After a tumultuous year, it's so nice to be back in the familiar routine of the December Challenge of Awesomeness! Thank you so much to Hades Lord of the Dead for running it each year, and I look forward to everyone's contributions.

Prompt from V Tsuion: Ghosts

I've never believed in ghosts.

Living on the streets, there's not much time for fancy imaginings. Them's for the upper class lot, the ones who can sit around the fire at home on a stormy evening and tell each other stories, shivering with the thrill of the unknown. Out here, I shiver because I'm cold, and the only time I have a fire to sit by is when the boys and I manage to find a quiet enough spot no adults are coming in and muscling us away from it.

Working for Mr Holmes made my disbelief in ghosts even firmer. He doesn't hold much with the supernatural, and the doctor, though he's fond of a good ghost story, doesn't either. As Mr Holmes has said before, he's busy enough with regular work: no ghosts need apply.

Only once did I ever come close to changing my mind.

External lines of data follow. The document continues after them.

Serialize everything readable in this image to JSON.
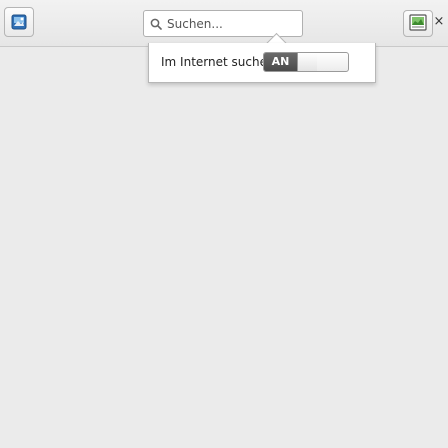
{
  "toolbar": {
    "photo_icon": "photo-icon",
    "search": {
      "placeholder": "Suchen...",
      "icon": "search-icon"
    },
    "frame_icon": "frame-icon",
    "close_label": "×"
  },
  "popup": {
    "label": "Im Internet suchen",
    "toggle": {
      "on_label": "AN",
      "state": "on",
      "accent_color": "#555555"
    }
  }
}
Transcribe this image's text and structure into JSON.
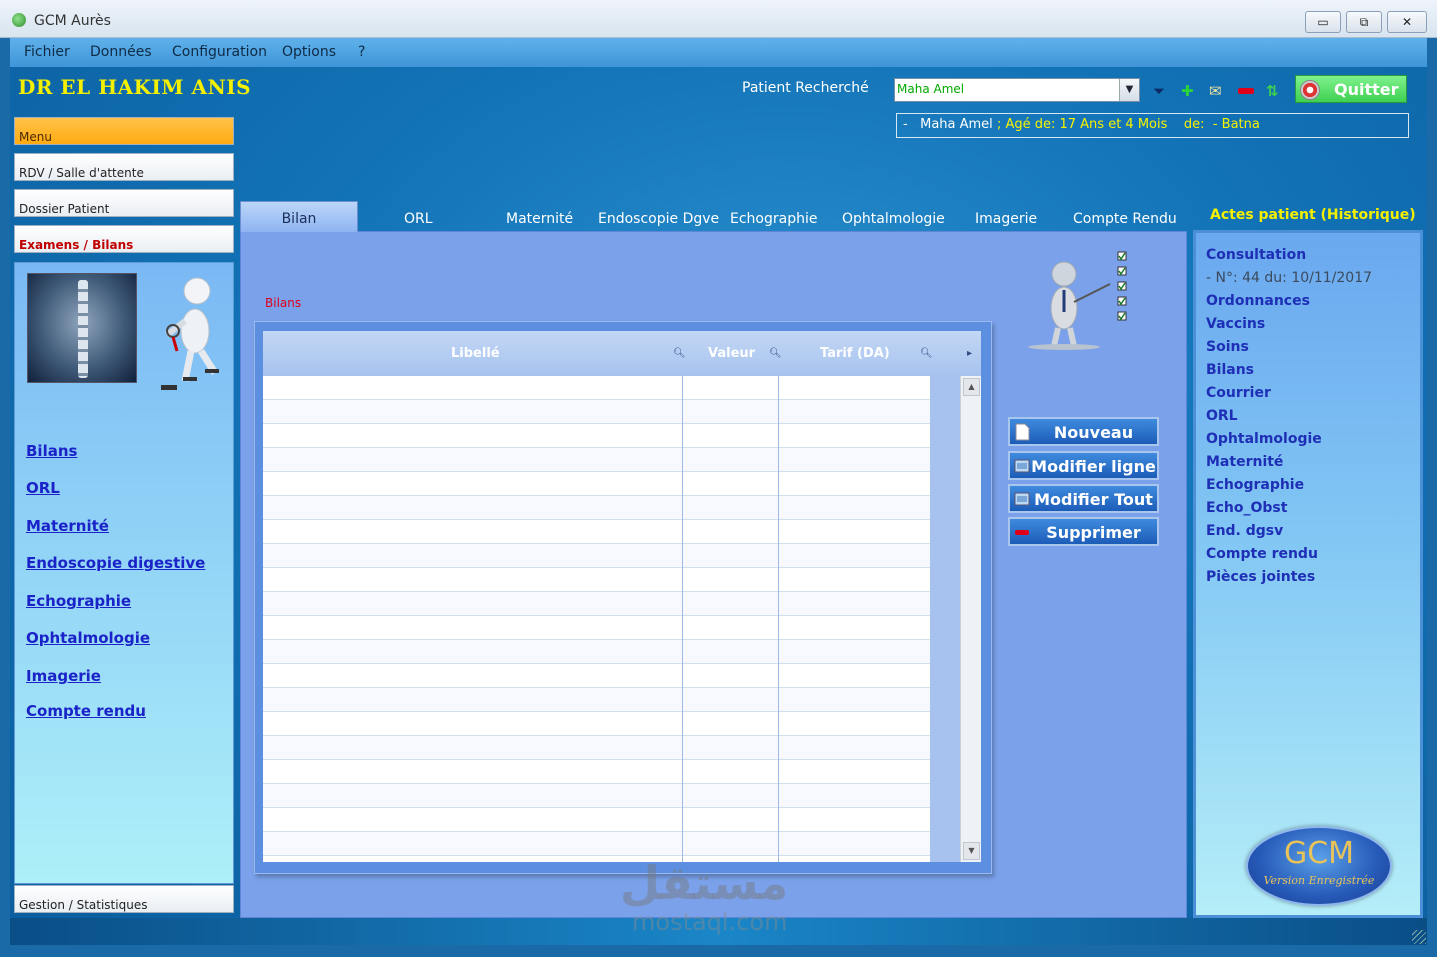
{
  "window": {
    "title": "GCM Aurès",
    "controls": {
      "minimize": "▭",
      "restore": "⧉",
      "close": "✕"
    }
  },
  "menu": {
    "items": [
      "Fichier",
      "Données",
      "Configuration",
      "Options",
      "?"
    ]
  },
  "header": {
    "doctor": "DR  EL HAKIM ANIS",
    "patient_label": "Patient Recherché",
    "patient_value": "Maha Amel",
    "quit_label": "Quitter",
    "patient_info": {
      "dash": "-",
      "name": "Maha Amel",
      "age": "; Agé de: 17 Ans et 4 Mois",
      "from_label": "de:",
      "city": "- Batna"
    },
    "tool_icons": [
      "filter-icon",
      "add-icon",
      "envelope-icon",
      "remove-icon",
      "refresh-icon"
    ]
  },
  "sidebar": {
    "buttons": [
      "Menu",
      "RDV / Salle d'attente",
      "Dossier Patient",
      "Examens / Bilans"
    ],
    "links": [
      "Bilans",
      "ORL",
      "Maternité",
      "Endoscopie digestive",
      "Echographie",
      "Ophtalmologie",
      "Imagerie",
      "Compte rendu"
    ],
    "bottom_button": "Gestion / Statistiques"
  },
  "tabs": [
    "Bilan",
    "ORL",
    "Maternité",
    "Endoscopie Dgve",
    "Echographie",
    "Ophtalmologie",
    "Imagerie",
    "Compte Rendu"
  ],
  "content": {
    "section_label": "Bilans",
    "grid": {
      "columns": [
        "Libellé",
        "Valeur",
        "Tarif (DA)"
      ],
      "rows": []
    },
    "actions": [
      "Nouveau",
      "Modifier ligne",
      "Modifier Tout",
      "Supprimer"
    ]
  },
  "history": {
    "title": "Actes patient (Historique)",
    "items": [
      "Consultation",
      "Ordonnances",
      "Vaccins",
      "Soins",
      "Bilans",
      "Courrier",
      "ORL",
      "Ophtalmologie",
      "Maternité",
      "Echographie",
      "Echo_Obst",
      "End. dgsv",
      "Compte rendu",
      "Pièces jointes"
    ],
    "consultation_detail": "- N°: 44 du: 10/11/2017"
  },
  "logo": {
    "text": "GCM",
    "subtitle": "Version Enregistrée"
  },
  "watermark": {
    "arabic": "مستقل",
    "latin": "mostaql.com"
  },
  "colors": {
    "background": "#1273b6",
    "accent_yellow": "#f5f000",
    "menu_active": "#ffab10",
    "link_blue": "#1a22c8",
    "quit_green": "#3ed052",
    "content_panel": "#7aa1ea"
  }
}
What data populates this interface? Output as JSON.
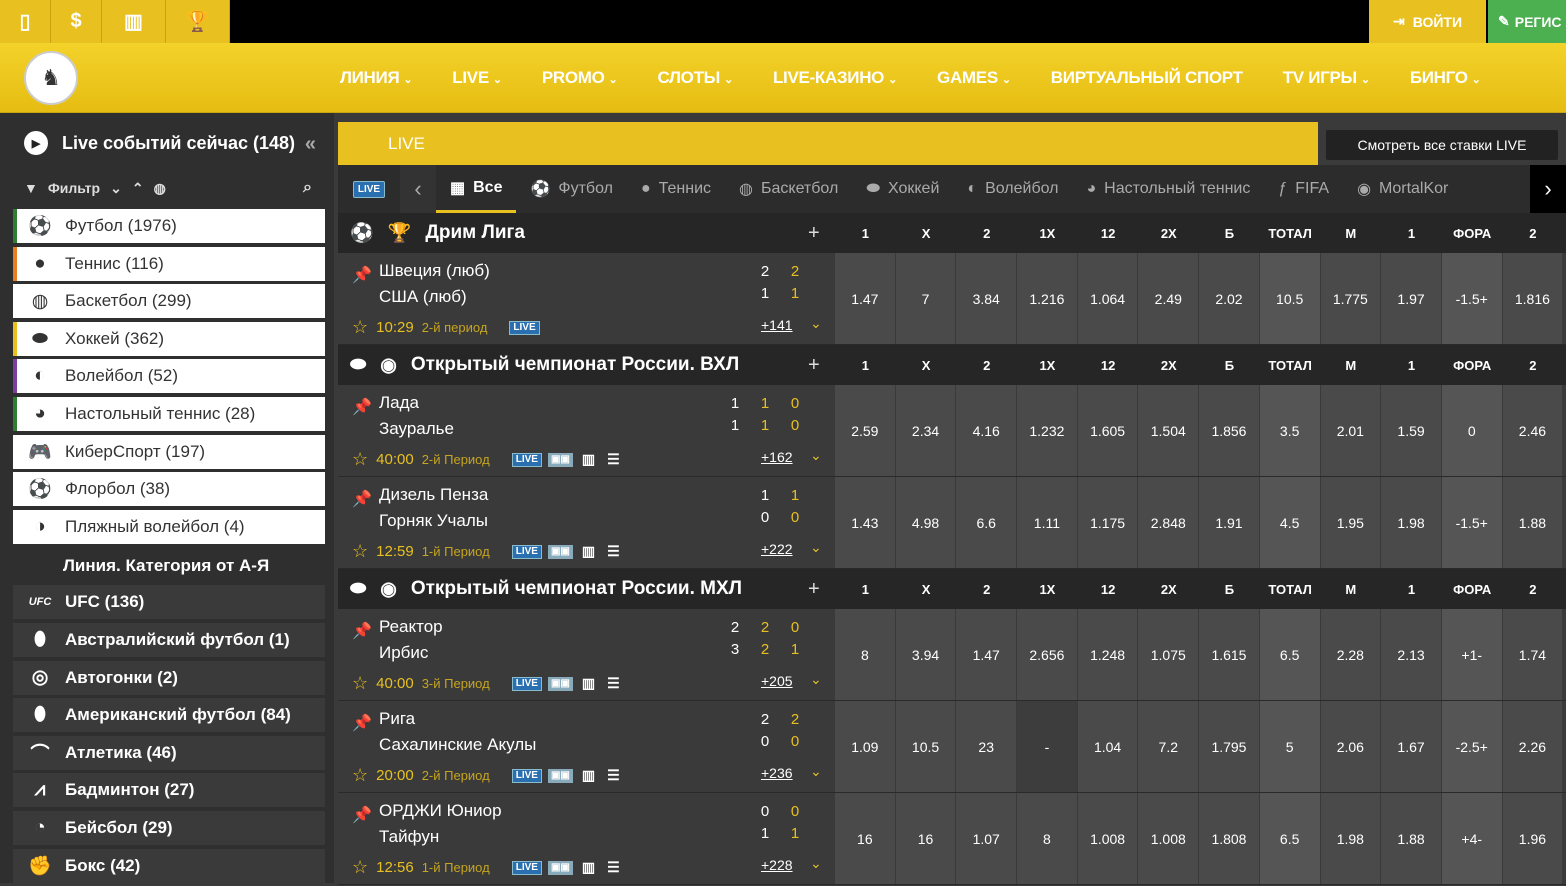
{
  "topbar": {
    "icons": [
      "mobile-icon",
      "dollar-icon",
      "chart-icon",
      "trophy-icon"
    ],
    "login_label": "ВОЙТИ",
    "register_label": "РЕГИС"
  },
  "nav": {
    "items": [
      "ЛИНИЯ",
      "LIVE",
      "PROMO",
      "СЛОТЫ",
      "LIVE-КАЗИНО",
      "GAMES",
      "ВИРТУАЛЬНЫЙ СПОРТ",
      "TV ИГРЫ",
      "БИНГО"
    ],
    "dropdown": [
      true,
      true,
      true,
      true,
      true,
      true,
      false,
      true,
      true
    ]
  },
  "sidebar": {
    "title": "Live событий сейчас (148)",
    "filter_label": "Фильтр",
    "live_items": [
      {
        "label": "Футбол (1976)",
        "icon": "soccer-ball-icon",
        "accent": "#2e7d32"
      },
      {
        "label": "Теннис (116)",
        "icon": "tennis-ball-icon",
        "accent": "#e67e22"
      },
      {
        "label": "Баскетбол (299)",
        "icon": "basketball-icon",
        "accent": "#ffffff"
      },
      {
        "label": "Хоккей (362)",
        "icon": "hockey-puck-icon",
        "accent": "#e8c020"
      },
      {
        "label": "Волейбол (52)",
        "icon": "volleyball-icon",
        "accent": "#7b3fa0"
      },
      {
        "label": "Настольный теннис (28)",
        "icon": "table-tennis-icon",
        "accent": "#2e7d32"
      },
      {
        "label": "КиберСпорт (197)",
        "icon": "gamepad-icon",
        "accent": "#ffffff"
      },
      {
        "label": "Флорбол (38)",
        "icon": "floorball-icon",
        "accent": "#ffffff"
      },
      {
        "label": "Пляжный волейбол (4)",
        "icon": "beach-volleyball-icon",
        "accent": "#ffffff"
      }
    ],
    "line_header": "Линия. Категория от А-Я",
    "line_items": [
      {
        "label": "UFC (136)",
        "icon": "ufc-icon"
      },
      {
        "label": "Австралийский футбол (1)",
        "icon": "aussie-football-icon"
      },
      {
        "label": "Автогонки (2)",
        "icon": "steering-wheel-icon"
      },
      {
        "label": "Американский футбол (84)",
        "icon": "american-football-icon"
      },
      {
        "label": "Атлетика (46)",
        "icon": "sneaker-icon"
      },
      {
        "label": "Бадминтон (27)",
        "icon": "shuttlecock-icon"
      },
      {
        "label": "Бейсбол (29)",
        "icon": "baseball-icon"
      },
      {
        "label": "Бокс (42)",
        "icon": "boxing-glove-icon"
      }
    ]
  },
  "main": {
    "live_label": "LIVE",
    "all_bets_label": "Смотреть все ставки LIVE",
    "tabs": [
      "Все",
      "Футбол",
      "Теннис",
      "Баскетбол",
      "Хоккей",
      "Волейбол",
      "Настольный теннис",
      "FIFA",
      "MortalKor"
    ],
    "columns": [
      "1",
      "X",
      "2",
      "1X",
      "12",
      "2X",
      "Б",
      "ТОТАЛ",
      "М",
      "1",
      "ФОРА",
      "2"
    ],
    "leagues": [
      {
        "name": "Дрим Лига",
        "sport_icon": "soccer-ball-icon",
        "flag": "trophy-icon",
        "events": [
          {
            "team1": "Швеция (люб)",
            "team2": "США (люб)",
            "s1": [
              "2",
              "2"
            ],
            "s2": [
              "1",
              "1"
            ],
            "time": "10:29",
            "period": "2-й период",
            "more": "+141",
            "full": false,
            "odds": [
              "1.47",
              "7",
              "3.84",
              "1.216",
              "1.064",
              "2.49",
              "2.02",
              "10.5",
              "1.775",
              "1.97",
              "-1.5+",
              "1.816"
            ]
          }
        ]
      },
      {
        "name": "Открытый чемпионат России. ВХЛ",
        "sport_icon": "hockey-puck-icon",
        "flag": "russia-flag-icon",
        "events": [
          {
            "team1": "Лада",
            "team2": "Зауралье",
            "s1": [
              "1",
              "1",
              "0"
            ],
            "s2": [
              "1",
              "1",
              "0"
            ],
            "time": "40:00",
            "period": "2-й Период",
            "more": "+162",
            "full": true,
            "odds": [
              "2.59",
              "2.34",
              "4.16",
              "1.232",
              "1.605",
              "1.504",
              "1.856",
              "3.5",
              "2.01",
              "1.59",
              "0",
              "2.46"
            ]
          },
          {
            "team1": "Дизель Пенза",
            "team2": "Горняк Учалы",
            "s1": [
              "1",
              "1"
            ],
            "s2": [
              "0",
              "0"
            ],
            "time": "12:59",
            "period": "1-й Период",
            "more": "+222",
            "full": true,
            "odds": [
              "1.43",
              "4.98",
              "6.6",
              "1.11",
              "1.175",
              "2.848",
              "1.91",
              "4.5",
              "1.95",
              "1.98",
              "-1.5+",
              "1.88"
            ]
          }
        ]
      },
      {
        "name": "Открытый чемпионат России. МХЛ",
        "sport_icon": "hockey-puck-icon",
        "flag": "russia-flag-icon",
        "events": [
          {
            "team1": "Реактор",
            "team2": "Ирбис",
            "s1": [
              "2",
              "2",
              "0"
            ],
            "s2": [
              "3",
              "2",
              "1"
            ],
            "time": "40:00",
            "period": "3-й Период",
            "more": "+205",
            "full": true,
            "odds": [
              "8",
              "3.94",
              "1.47",
              "2.656",
              "1.248",
              "1.075",
              "1.615",
              "6.5",
              "2.28",
              "2.13",
              "+1-",
              "1.74"
            ]
          },
          {
            "team1": "Рига",
            "team2": "Сахалинские Акулы",
            "s1": [
              "2",
              "2"
            ],
            "s2": [
              "0",
              "0"
            ],
            "time": "20:00",
            "period": "2-й Период",
            "more": "+236",
            "full": true,
            "odds": [
              "1.09",
              "10.5",
              "23",
              "-",
              "1.04",
              "7.2",
              "1.795",
              "5",
              "2.06",
              "1.67",
              "-2.5+",
              "2.26"
            ]
          },
          {
            "team1": "ОРДЖИ Юниор",
            "team2": "Тайфун",
            "s1": [
              "0",
              "0"
            ],
            "s2": [
              "1",
              "1"
            ],
            "time": "12:56",
            "period": "1-й Период",
            "more": "+228",
            "full": true,
            "odds": [
              "16",
              "16",
              "1.07",
              "8",
              "1.008",
              "1.008",
              "1.808",
              "6.5",
              "1.98",
              "1.88",
              "+4-",
              "1.96"
            ]
          }
        ]
      }
    ]
  },
  "colors": {
    "accent": "#e8c020",
    "register": "#4caf50",
    "live_badge": "#2a6fb0"
  }
}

It was 1894, three years after Mr Holmes had died at that waterfall. I hadn't spent much time at Baker Street after his death, but sometimes we Irregulars liked to look in on Mrs Hudson, and if she had any hot chocolate or biscuits around she'd give us some. She always looked happy to see us, but a little sad too.

I'd meant to knock on the door, but a shadow on the windowshade distracted me.

A chill crawled up my spine, even colder than the already freezing weather. The shadow looked like Mr Holmes. Either that, or someone had made an uncanny likeness.

As I said, I don't believe in ghosts. It seemed unlikely that anyone would have made a likeness of Mr Holmes and stuck it in the window, but I remembered what Mr Holmes said about eliminating the impossible and took a step closer, trying to look for any details that could prove it was not a ghost. It did look remarkably like Mr Holmes, and I shivered, trying to remind myself that ghosts weren't real.

The shadow turned, facing towards me. At the same time, a bitter wind blew through the street, sending my hat flying.

That broke my last nerve, and I ran. If Mr Holmes had unfinished business, I didn't want to stick round and see what it was!